Mutter und Tochter waren leidenschaftliche Tiersammlerinnen, ließen die Tiere aber völlig verwahrlosen. Sie waren auf engstem Raum untergebracht und wurden nicht richtig gefüttert. Da sie nicht nach Geschlechtern getrennt waren, vermehrten sie sich unkontrolliert. Neugeborene Fohlen und Ferkel wurden von erwachsenen Tieren oft totgetrampelt und blieben im Schlamm liegen - ein typischer Fall von animal hoarding. Immer verberge sich dahinter auch ein menschliches Problem, sagt Elke Deininger: "Betroffene haben Löcher in der Seele, die mit Tieren gestopft werden sollen, aber sie werden den Tieren dabei nicht gerecht."

Tierhortung gilt als eine psychologische Störung, die in Deutschland jedoch nicht wissenschaftlich anerkannt ist. Studien aus den USA zeigen, dass drei Viertel der Betroffenen Frauen sind. Jede zweite von ihnen lebt allein. "Es müssen in der Regel mehrere Faktoren zusammenkommen", erläutert der Hamburger Psychotherapeut Elmar Basse. "Dazu gehören typischerweise eine besonders ausgeprägte Tierliebe und oft auch eine menschliche Vereinsamung. Die Energie kann sich dann mehr und mehr auf die Tiere konzentrieren, so aber, dass dem Betroffenen das Ganze mehr und mehr über den Kopf wächst." Es falle ihm schwer, Grenzen zu setzen, so dass sich die Sammelleidenschaft verselbstständige.

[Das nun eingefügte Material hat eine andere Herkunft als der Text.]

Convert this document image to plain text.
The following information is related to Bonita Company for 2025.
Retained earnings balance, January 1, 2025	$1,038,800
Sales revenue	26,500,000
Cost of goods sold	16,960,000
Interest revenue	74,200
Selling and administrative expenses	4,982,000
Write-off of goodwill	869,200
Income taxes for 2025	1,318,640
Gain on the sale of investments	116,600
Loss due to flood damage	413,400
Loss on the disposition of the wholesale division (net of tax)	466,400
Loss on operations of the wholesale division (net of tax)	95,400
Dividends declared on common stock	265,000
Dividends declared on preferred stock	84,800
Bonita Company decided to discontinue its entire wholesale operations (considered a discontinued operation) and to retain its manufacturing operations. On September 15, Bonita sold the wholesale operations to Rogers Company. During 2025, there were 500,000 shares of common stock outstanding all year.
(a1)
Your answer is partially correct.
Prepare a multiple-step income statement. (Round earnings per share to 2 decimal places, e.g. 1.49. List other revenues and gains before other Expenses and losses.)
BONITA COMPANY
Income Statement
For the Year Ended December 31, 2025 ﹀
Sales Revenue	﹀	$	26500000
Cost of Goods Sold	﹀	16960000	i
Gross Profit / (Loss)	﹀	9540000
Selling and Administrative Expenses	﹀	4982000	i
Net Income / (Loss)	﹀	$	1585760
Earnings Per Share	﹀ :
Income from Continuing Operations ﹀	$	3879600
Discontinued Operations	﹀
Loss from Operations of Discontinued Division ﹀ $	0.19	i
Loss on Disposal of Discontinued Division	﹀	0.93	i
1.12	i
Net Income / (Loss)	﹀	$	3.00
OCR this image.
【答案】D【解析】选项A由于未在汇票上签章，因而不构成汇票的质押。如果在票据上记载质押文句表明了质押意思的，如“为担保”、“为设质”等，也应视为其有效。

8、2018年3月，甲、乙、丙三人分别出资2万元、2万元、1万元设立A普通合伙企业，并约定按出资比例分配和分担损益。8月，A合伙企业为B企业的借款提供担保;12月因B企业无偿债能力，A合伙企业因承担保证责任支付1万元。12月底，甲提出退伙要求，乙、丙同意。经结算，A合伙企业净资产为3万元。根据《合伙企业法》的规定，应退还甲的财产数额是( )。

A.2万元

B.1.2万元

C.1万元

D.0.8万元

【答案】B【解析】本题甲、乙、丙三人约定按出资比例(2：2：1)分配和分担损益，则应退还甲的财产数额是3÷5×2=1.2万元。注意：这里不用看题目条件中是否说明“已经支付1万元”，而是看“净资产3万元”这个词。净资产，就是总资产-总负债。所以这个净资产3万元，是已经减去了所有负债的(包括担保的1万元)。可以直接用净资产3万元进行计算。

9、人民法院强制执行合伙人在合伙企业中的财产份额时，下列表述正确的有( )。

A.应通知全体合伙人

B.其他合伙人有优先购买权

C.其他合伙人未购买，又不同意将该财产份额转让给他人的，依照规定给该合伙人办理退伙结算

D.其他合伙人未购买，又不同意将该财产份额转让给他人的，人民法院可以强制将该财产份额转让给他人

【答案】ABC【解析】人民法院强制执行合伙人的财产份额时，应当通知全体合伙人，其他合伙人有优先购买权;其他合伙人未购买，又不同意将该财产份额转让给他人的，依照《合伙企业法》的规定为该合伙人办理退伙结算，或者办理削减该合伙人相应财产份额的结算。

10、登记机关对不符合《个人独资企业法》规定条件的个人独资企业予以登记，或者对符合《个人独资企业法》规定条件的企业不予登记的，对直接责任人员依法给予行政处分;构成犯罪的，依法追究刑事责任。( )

Amtstierarzt wird eingeschaltet

Dass der krankhafte Tiersammler dabei nicht erkenne, wie schlecht es den Tieren gehe, sei ebenfalls ganz typisch, meint Basse: "Die Wahrnehmung der eigenen Umgebung erfolgt oft nur noch durch einen recht engen Filter. Unliebsame Aspekte der Realität werden ausgeblendet - denn wenn er sie wahrnehmen würde, müsste er etwas an seinem Verhalten ändern." Wird dem Tierschutzverein oder der Polizei ein Fall von Tierhortung gemeldet, so schaltet sich meist das zuständige Veterinäramt ein, das die Tiere beschlagnahmen lassen kann. «Der Amtstierarzt kann dann auch ein Haltungsverbot veranlassen, das jedoch noch gerichtlich bestätigt werden muss», erläutert Tierärztin Deininger.

Auf der Website des Deutschen Tierschutzbundes ist eine Checkliste zu finden, mit der überprüft werden kann, ob ein Fall von Tierhortung vorliegt. Elke Deininger setzt sich für eine engere Zusammenarbeit von Behörden, Juristen, Sozialarbeitern und Psychologen ein. So könnten völlig verwahrloste Tiere schneller in Tierheimen untergebracht und die betroffenen Menschen besser unterstützt werden: "Denn uns kann es nicht nur um die Tiere gehen. Wir müssen auch den Menschen helfen."